Indeed, data revealed on Thursday showed the US consumer prices index (CPI) increased to 7.5% in January, the highest it has been since mid-1982.
Inflation is bad sign for tech companies and other high-growth stocks as rampant inflation should lead to rising interest rates. This would then impact valuations, as tech stocks are usually priced against their future earnings. Any increase in the interest rate, which is used as the base assumption, would reduce the emphasis put on these future earnings.
Put simply if a company grows at 5% per year, but interest rates rise from 0% to 3%, the relative value of these future earnings has dropped from 5 percentage points to 2 percentage points.
Sandra Holdsworth, head of rates UK at Aegon Asset Management, said that speculation regarding the outcome of the next Federal Open Monetary Committee will now “run rife”, with markets pricing in as many as four rate rises this year already.
“With inflation at these levels and still not expected to have peaked, it’s hard to argue whether 25 basis points, 50 basis points or even more is the right response from the central bank,” she said.
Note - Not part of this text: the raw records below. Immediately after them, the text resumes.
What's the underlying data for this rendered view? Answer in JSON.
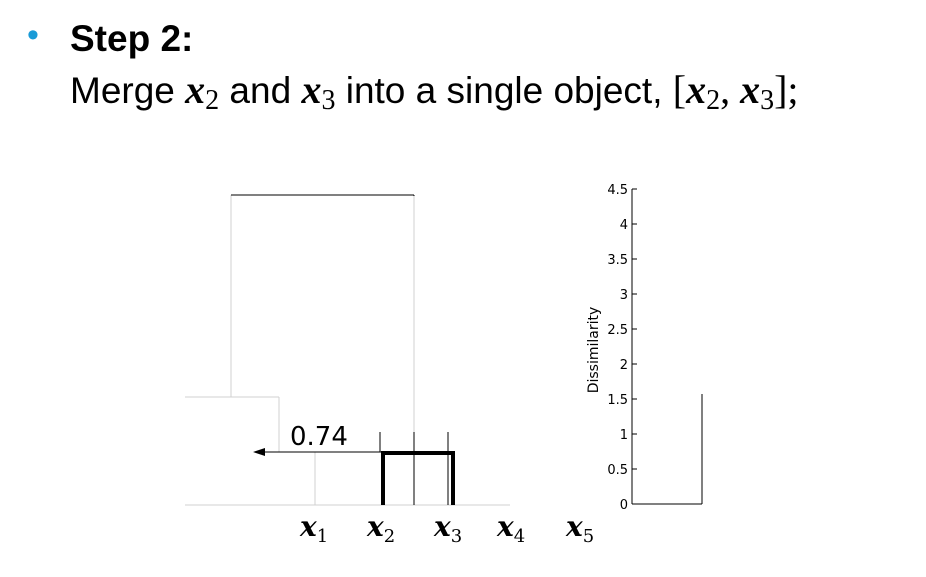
{
  "slide": {
    "bullet": "•",
    "title": "Step 2:",
    "desc": {
      "part1": "Merge ",
      "var_a": "x",
      "sub_a": "2",
      "and": " and ",
      "var_b": "x",
      "sub_b": "3",
      "part2": " into a single object, ",
      "open_bracket": "[",
      "var_c": "x",
      "sub_c": "2",
      "comma": ", ",
      "var_d": "x",
      "sub_d": "3",
      "close_bracket": "];"
    }
  },
  "diagram": {
    "merge_height_label": "0.74",
    "highlight_color": "#000000",
    "leaves": [
      {
        "var": "x",
        "sub": "1"
      },
      {
        "var": "x",
        "sub": "2"
      },
      {
        "var": "x",
        "sub": "3"
      },
      {
        "var": "x",
        "sub": "4"
      },
      {
        "var": "x",
        "sub": "5"
      }
    ],
    "axis": {
      "label": "Dissimilarity",
      "ticks": [
        "0",
        "0.5",
        "1",
        "1.5",
        "2",
        "2.5",
        "3",
        "3.5",
        "4",
        "4.5"
      ]
    }
  }
}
Yet there are reasons to be optimistic too. Some technology stocks have been so badly hit that they border on cheap. Netflix, for example, is down more than 30% this year alone.
For those that can’t tolerate the risk, there are also tech companies that have weathered the storm. Apple and Alphabet or example have lost less than 4% each this year at a time when tech stocks have tumbled.
Stock pickers told Trustnet that all of these stocks could be good investments going forward, regardless of the macroeconomic environment.
Meanwhile, despite the tough environment, Baillie Gifford announced this week that it was doubling down on private companies.
The firm, which is synonymous with growth investing, has increased the amount its trusts can hold in private companies over recent months, essentially taking on more risk in the expectation that these conditions will not last forever.
Not everyone agreed however. Earlier this week Eve Maddock-Jones spoke to experts about the oil majors after encouraging results from both BP and Shell.
Highlights include IG’s Chris Beauchamp using the phrase “from famine to feast” and Fairview Investing’s co-founder Ben Yearsley asking and answering his own question: “Should you be investing in oil when the world is trying to decarbonise? The simple answer is yes.”
Maddock-Jones also explored the other sectors that should do well in the current inflationary environment, including financials, miners and infrastructure specialists.
All of these can provide protection from rising prices and should prosper if tech continues to stumble – something that may look like a forgone conclusion, but is by no means guaranteed.